View it using ivview. Check out /usr/demos/Inventor/revo for for
an example program that creates surfaces of revolution with
polygonal profiles. |
Optional features
The following list shows the optional features in order of increasing difficulty. The number in front of an item indicates how many points it is worth.
| (1) |
Implement adaptive subdivision for drawing Bezier curves in
relatively straight segments. |
| (1) |
Use a "tension" parameter in your Catmull-Rom splines. |
| (1) |
Allow the user to drag the control points of the curves around,
interactively changing the curve. |
| (2) |
Draw Bezier curves of any degree (any number of control points). |
| (2) |
Closed splines and endpoint-interpolating splines. |
| (2) |
Don't forget the art
contest. |
| (3) |
Implement quadratic and quintic B-splines. |
| (3) |
Other splines, e.g.
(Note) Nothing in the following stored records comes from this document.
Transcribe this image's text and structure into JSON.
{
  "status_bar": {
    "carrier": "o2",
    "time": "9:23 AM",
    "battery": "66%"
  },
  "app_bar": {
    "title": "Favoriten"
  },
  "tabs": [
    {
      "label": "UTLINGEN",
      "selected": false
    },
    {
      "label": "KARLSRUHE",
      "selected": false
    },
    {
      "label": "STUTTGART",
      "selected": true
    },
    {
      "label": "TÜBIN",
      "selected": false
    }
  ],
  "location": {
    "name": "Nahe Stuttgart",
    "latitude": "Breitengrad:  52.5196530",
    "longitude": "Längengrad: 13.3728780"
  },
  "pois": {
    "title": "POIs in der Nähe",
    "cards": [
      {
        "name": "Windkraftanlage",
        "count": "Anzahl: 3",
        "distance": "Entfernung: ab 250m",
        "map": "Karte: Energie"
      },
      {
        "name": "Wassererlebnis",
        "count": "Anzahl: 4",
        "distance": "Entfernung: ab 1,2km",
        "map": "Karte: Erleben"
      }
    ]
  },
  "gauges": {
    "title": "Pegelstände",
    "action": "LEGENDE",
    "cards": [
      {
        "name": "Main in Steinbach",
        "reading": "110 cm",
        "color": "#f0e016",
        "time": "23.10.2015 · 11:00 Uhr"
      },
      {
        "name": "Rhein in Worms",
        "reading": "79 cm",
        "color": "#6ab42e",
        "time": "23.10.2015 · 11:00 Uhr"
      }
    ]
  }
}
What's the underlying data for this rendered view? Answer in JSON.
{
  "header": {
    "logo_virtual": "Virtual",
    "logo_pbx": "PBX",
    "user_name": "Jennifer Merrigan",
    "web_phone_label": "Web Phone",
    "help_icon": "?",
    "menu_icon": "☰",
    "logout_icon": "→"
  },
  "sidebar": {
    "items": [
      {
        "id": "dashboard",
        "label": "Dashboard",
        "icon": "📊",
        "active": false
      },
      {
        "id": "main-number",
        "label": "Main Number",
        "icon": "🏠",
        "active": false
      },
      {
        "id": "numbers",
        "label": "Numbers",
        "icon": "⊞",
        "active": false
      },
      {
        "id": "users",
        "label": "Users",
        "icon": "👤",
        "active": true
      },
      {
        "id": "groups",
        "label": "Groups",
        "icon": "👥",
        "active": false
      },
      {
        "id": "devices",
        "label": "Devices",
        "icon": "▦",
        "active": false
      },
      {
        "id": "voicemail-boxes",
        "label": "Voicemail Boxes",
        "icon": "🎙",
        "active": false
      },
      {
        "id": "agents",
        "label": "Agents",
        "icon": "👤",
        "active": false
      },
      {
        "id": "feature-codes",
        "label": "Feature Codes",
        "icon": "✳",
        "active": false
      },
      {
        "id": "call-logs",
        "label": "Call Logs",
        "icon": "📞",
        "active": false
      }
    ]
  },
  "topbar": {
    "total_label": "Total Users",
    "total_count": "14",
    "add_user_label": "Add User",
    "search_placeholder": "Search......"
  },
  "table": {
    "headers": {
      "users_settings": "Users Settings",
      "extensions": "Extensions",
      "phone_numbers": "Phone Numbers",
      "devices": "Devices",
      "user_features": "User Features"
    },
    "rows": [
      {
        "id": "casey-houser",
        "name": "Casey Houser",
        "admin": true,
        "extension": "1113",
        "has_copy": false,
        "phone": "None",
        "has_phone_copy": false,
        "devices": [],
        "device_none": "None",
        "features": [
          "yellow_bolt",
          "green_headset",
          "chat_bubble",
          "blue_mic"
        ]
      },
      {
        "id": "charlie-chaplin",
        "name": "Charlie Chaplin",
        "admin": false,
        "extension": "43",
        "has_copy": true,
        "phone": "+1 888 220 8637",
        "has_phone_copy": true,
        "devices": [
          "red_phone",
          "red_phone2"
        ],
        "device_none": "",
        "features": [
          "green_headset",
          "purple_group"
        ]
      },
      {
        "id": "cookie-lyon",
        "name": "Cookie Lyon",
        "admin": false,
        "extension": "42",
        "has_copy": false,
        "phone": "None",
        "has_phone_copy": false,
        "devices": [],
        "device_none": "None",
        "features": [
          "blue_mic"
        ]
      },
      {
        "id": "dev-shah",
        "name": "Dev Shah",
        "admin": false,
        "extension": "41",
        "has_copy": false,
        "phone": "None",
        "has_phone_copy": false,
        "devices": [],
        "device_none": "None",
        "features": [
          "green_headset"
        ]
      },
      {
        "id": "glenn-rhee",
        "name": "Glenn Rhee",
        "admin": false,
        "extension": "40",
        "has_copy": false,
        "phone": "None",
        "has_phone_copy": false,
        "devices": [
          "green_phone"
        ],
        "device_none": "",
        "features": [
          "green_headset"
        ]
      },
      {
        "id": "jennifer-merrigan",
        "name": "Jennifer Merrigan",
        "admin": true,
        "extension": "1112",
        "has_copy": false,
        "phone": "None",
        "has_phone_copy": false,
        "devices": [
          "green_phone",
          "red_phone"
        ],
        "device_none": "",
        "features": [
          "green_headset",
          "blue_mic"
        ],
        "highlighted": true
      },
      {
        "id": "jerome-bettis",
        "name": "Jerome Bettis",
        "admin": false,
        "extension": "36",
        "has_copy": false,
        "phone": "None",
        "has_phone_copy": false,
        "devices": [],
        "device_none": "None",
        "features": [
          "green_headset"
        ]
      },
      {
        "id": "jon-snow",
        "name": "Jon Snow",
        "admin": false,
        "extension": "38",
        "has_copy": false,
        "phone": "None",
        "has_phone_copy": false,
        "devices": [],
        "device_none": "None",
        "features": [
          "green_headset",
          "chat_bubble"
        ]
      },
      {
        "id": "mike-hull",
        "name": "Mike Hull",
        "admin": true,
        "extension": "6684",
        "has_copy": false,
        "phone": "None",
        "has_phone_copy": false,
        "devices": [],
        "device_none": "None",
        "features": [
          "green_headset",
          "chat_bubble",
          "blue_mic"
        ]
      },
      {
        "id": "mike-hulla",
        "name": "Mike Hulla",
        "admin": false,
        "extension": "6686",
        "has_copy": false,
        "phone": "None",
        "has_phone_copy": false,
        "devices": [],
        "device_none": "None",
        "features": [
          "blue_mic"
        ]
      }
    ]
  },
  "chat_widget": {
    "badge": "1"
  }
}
C2 interpolating or Beta splines or NURBS.
(3 points each). |
| (3) |
Modify B-spline (or other) curves by direct manipulation. |
| (4) |
Implement swept surfaces. The user specifies both a profile curve
and a sweep curve (trajectory). The profile curve is swept along
the path of the sweep curve to produce a surface. |
| (9) |
Implement multiresolution curves (Finkelstein and Salesin, SIGGRAPH
94). |
Hints
Keep an eye on the hints that will appear during the course of this project, from frequently asked questions, precepts, etc.
Credit
Same as before.